While food nannies have applauded Mayor Kenney’s claims that he’s trying to solve the obesity crisis, the reality is that beverage taxes do nothing to reduce obesity rates. But soda taxes do have an impact in one area: the success of small businesses. According to a new study on the effect of Mexico’s soda tax, which was implemented in 2015, in the first half of 2016 alone, 30,000 stores closed because of the financial strain of these soda taxes. Of those that survived, 93 percent saw a decline in profits.

Perhaps this tax will encourage more Philadelphians to do what city residents have been doing for decades: leave the city.

Sadly, the citizens of Philadelphia are in for similar hardships, particularly the city’s poor. Beverage taxes are regressive, meaning the poor will pay a larger percentage of their income on the tax. That’s partly due to the fact that the poor have a harder time leaving the city limits in order to take advantage of lower prices in the suburbs. According to the Pew Charitable Trust, Philadelphia has one of the highest poverty rates of the nation’s ten largest cities. Median household income in the City of Brotherly Love is far lower than the national average, with more than 400,000 Philadelphians living below the federal poverty line, including 37 percent of children and 43 percent of Latinos.

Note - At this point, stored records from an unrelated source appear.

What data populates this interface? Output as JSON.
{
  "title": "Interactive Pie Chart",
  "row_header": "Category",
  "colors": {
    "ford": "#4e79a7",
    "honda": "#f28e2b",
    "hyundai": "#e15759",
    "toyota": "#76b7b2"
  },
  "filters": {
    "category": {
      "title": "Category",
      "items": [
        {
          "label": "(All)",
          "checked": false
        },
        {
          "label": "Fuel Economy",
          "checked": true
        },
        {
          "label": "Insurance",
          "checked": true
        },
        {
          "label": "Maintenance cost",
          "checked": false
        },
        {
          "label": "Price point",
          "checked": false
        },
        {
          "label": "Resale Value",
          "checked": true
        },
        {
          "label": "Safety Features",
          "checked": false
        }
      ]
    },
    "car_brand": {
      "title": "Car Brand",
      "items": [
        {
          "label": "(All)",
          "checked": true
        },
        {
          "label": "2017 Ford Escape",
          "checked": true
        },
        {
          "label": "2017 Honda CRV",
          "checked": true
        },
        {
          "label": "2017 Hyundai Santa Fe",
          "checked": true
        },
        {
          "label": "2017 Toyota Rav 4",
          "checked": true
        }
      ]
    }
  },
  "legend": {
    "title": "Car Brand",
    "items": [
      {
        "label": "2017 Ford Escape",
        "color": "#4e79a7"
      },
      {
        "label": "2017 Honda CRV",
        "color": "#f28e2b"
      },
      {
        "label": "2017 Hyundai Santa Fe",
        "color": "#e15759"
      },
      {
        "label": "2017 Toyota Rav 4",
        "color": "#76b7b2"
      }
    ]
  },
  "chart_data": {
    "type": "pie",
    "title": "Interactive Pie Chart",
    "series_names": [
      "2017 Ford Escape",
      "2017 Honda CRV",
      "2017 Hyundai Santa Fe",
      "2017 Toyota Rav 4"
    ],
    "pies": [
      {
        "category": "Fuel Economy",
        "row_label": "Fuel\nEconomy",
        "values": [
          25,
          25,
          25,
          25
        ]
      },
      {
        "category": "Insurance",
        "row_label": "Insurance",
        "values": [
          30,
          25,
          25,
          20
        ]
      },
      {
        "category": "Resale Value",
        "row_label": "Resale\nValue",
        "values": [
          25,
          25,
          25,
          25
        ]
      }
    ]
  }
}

Perhaps this tax will encourage more Philadelphians to do what city residents have been doing for decades: leave the city. In the 1960s, Philadelphia ranked as the fourth-most populous city in the United States with just over 2 million residents. Today, Philadelphia’s population hovers at just over 1.5 million people. According to the Philadelphia Inquirer, this continued population decline is “symptomatic of a region that continues to struggle with high taxes, a city school system in chaos, and industries that aren’t hiring at the rates they did in the region’s heydays.”

If Philadelphia mayor Jim Kenney cared about his city, its residents, and the small businesses that operate in the city, he would scrap Philly’s punishing and very restrictive drink tax. It’s time politicians remembered their place — not as a parent who punishes misbehaving children, but as a public official meant to keep the peace and otherwise stay out of people’s lives.